Forms of Mechanical Power
The energy comes in many forms in nature: mechanical energy, heat, electricity, light, etc.. The mechanical energy manifests itself in two forms: potential energy and kinetic energy or latent or active. A body has potential energy or latent, whether because of its position, shape, chemical composition, etc.., Is able to perform work. In the examples cited, a body at a certain height has potential energy due solely to the position it occupies. In this case we will discuss potential energy of position or gravitational potential energy. Deformed elastic bodies distinguish them as examples of potential energy and elastic energy stored in case of a fuel, as examples of potential energy due to its chemical composition.
Instead, a body in motion can do work because of their speed. To stop will require a force that will move along a path, doing work. In this case, we talk about kinetic energy or force. A body has kinetic energy if, because of their speed is able to perform work.
They have potential energy:
1. Bodies which lie off the ground or any reference level in a gravitational field.
2. The deformed elastic bodies (springs compressed or stretched, compressed gases, etc.).
3. The explosives
4. The fuels (wood, coal, oil, etc.).
5. Food (fuel for living things)
6. etc.
Have kinetic energy:
7. Falling bodies in a gravitational field
8. Springs compressed or stretched, to be released
9. Compressed gases, expanding
10. Explosives to be detonated
11. Fuels, when burned
12. Food to be digested
13. Electric currents
14. Streams
15. Winds
16. etc.
Measurement of the Gravitational Potential Energy
Suppose that a body of weight W falls vertically from a height h above the ground or for any benchmark.
A
P
h
B
To take up this point were necessary work T = P × h equivalent to the body is capable of falling back into the ground. This study assessed the gravitational potential energy of the body when it is at the height h. Then: E p = P × h
Measurement of Kinetic Energy
The kinetic energy is measured by the work required to inform a body of mass m and velocity v. On the body, initially at rest, we apply the force F, with which this takes the acceleration, such that F = m × a
Suppose that the force acting on the body in time t along a path d, who will travel with uniformly accelerated motion, thus:
Equation.
This formula shows that:
1. At equal speed, the kinetic energies of two or more bodies are directly proportional to the square of their respective speeds.
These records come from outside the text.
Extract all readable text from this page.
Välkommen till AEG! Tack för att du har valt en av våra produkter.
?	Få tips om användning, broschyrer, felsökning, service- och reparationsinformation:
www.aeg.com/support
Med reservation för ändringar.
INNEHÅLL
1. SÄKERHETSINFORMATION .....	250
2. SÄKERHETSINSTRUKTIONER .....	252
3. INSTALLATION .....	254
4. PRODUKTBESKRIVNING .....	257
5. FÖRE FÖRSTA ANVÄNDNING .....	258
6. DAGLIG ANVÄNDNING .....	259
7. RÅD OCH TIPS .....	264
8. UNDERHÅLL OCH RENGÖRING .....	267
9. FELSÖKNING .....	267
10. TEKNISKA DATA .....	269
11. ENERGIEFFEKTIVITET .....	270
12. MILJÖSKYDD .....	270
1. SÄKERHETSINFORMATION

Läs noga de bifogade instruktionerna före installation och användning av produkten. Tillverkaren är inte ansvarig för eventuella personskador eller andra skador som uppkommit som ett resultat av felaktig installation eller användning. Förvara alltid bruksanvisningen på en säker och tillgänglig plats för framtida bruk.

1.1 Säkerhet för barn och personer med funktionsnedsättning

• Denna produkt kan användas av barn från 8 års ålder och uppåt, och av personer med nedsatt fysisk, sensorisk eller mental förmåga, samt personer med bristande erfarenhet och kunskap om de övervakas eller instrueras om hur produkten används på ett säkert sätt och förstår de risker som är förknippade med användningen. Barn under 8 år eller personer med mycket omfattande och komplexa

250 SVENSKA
2. At equal mass, the kinetic energies of two or more bodies are directly proportional to the square of their respective speeds.
This means that if a body doubles its speed, its kinetic energy quadruples, if tripled its speed, Ec increases nine times, etc. ..
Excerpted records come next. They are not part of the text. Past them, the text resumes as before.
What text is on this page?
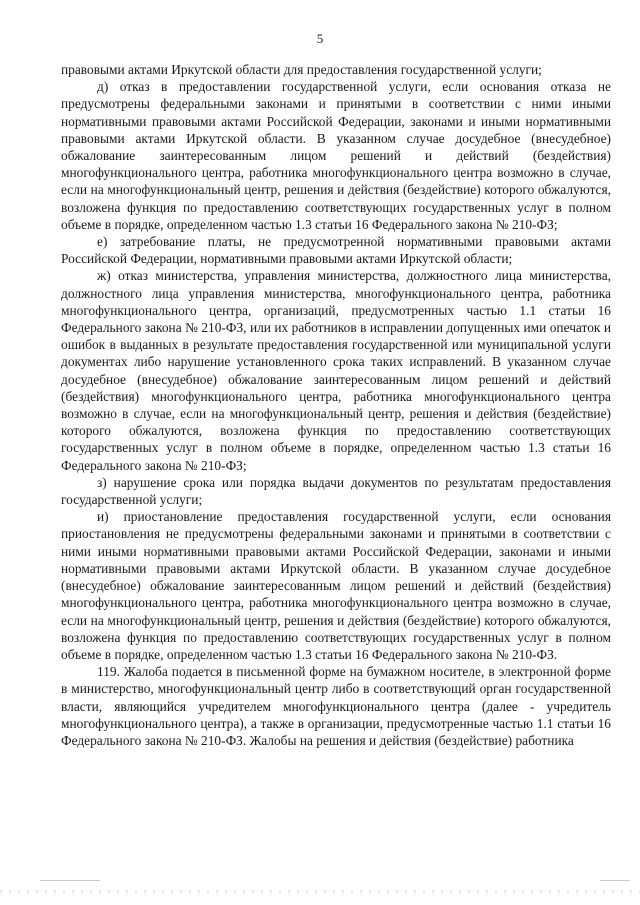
5

правовыми актами Иркутской области для предоставления государственной услуги;

д) отказ в предоставлении государственной услуги, если основания отказа не предусмотрены федеральными законами и принятыми в соответствии с ними иными нормативными правовыми актами Российской Федерации, законами и иными нормативными правовыми актами Иркутской области. В указанном случае досудебное (внесудебное) обжалование заинтересованным лицом решений и действий (бездействия) многофункционального центра, работника многофункционального центра возможно в случае, если на многофункциональный центр, решения и действия (бездействие) которого обжалуются, возложена функция по предоставлению соответствующих государственных услуг в полном объеме в порядке, определенном частью 1.3 статьи 16 Федерального закона № 210-ФЗ;

е) затребование платы, не предусмотренной нормативными правовыми актами Российской Федерации, нормативными правовыми актами Иркутской области;

ж) отказ министерства, управления министерства, должностного лица министерства, должностного лица управления министерства, многофункционального центра, работника многофункционального центра, организаций, предусмотренных частью 1.1 статьи 16 Федерального закона № 210-ФЗ, или их работников в исправлении допущенных ими опечаток и ошибок в выданных в результате предоставления государственной или муниципальной услуги документах либо нарушение установленного срока таких исправлений. В указанном случае досудебное (внесудебное) обжалование заинтересованным лицом решений и действий (бездействия) многофункционального центра, работника многофункционального центра возможно в случае, если на многофункциональный центр, решения и действия (бездействие) которого обжалуются, возложена функция по предоставлению соответствующих государственных услуг в полном объеме в порядке, определенном частью 1.3 статьи 16 Федерального закона № 210-ФЗ;

з) нарушение срока или порядка выдачи документов по результатам предоставления государственной услуги;

и) приостановление предоставления государственной услуги, если основания приостановления не предусмотрены федеральными законами и принятыми в соответствии с ними иными нормативными правовыми актами Российской Федерации, законами и иными нормативными правовыми актами Иркутской области. В указанном случае досудебное (внесудебное) обжалование заинтересованным лицом решений и действий (бездействия) многофункционального центра, работника многофункционального центра возможно в случае, если на многофункциональный центр, решения и действия (бездействие) которого обжалуются, возложена функция по предоставлению соответствующих государственных услуг в полном объеме в порядке, определенном частью 1.3 статьи 16 Федерального закона № 210-ФЗ.

119. Жалоба подается в письменной форме на бумажном носителе, в электронной форме в министерство, многофункциональный центр либо в соответствующий орган государственной власти, являющийся учредителем многофункционального центра (далее - учредитель многофункционального центра), а также в организации, предусмотренные частью 1.1 статьи 16 Федерального закона № 210-ФЗ. Жалобы на решения и действия (бездействие) работника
Let’s say, finally, that units which express the extent of mechanical energy are the same in the measurement work.
Principle of Conservation of Mechanical Energy
When a body rises vertically, its velocity decreases, gradually, until it becomes zero when it reaches its maximum height. This obviously implies a variation of the kinetic energy of the body, which is greatest at the starting point and zero at the highest point. But as the body rises, its potential energy will be increased gradually to peak when it reaches its height. This means that the kinetic energy is gradually transformed into potential energy when the body rises, and similarly, the potential energy becomes kinetic energy, the lower the body. This transformation is such that at any point in the trajectory of the body decreased Ec is equivalent to increasing Ep and vice versa. In other words, at any point of the trajectory we have:
Ec + Ep = constant
This simple example gives us a clear idea of what is the principle of conservation of energy, which can be stated as follows:
In an isolated system, the total mechanical energy remains constant.
An isolated system is one in which no energy exchange takes place with bodies outside the system. A system with this feature is called a conservative system.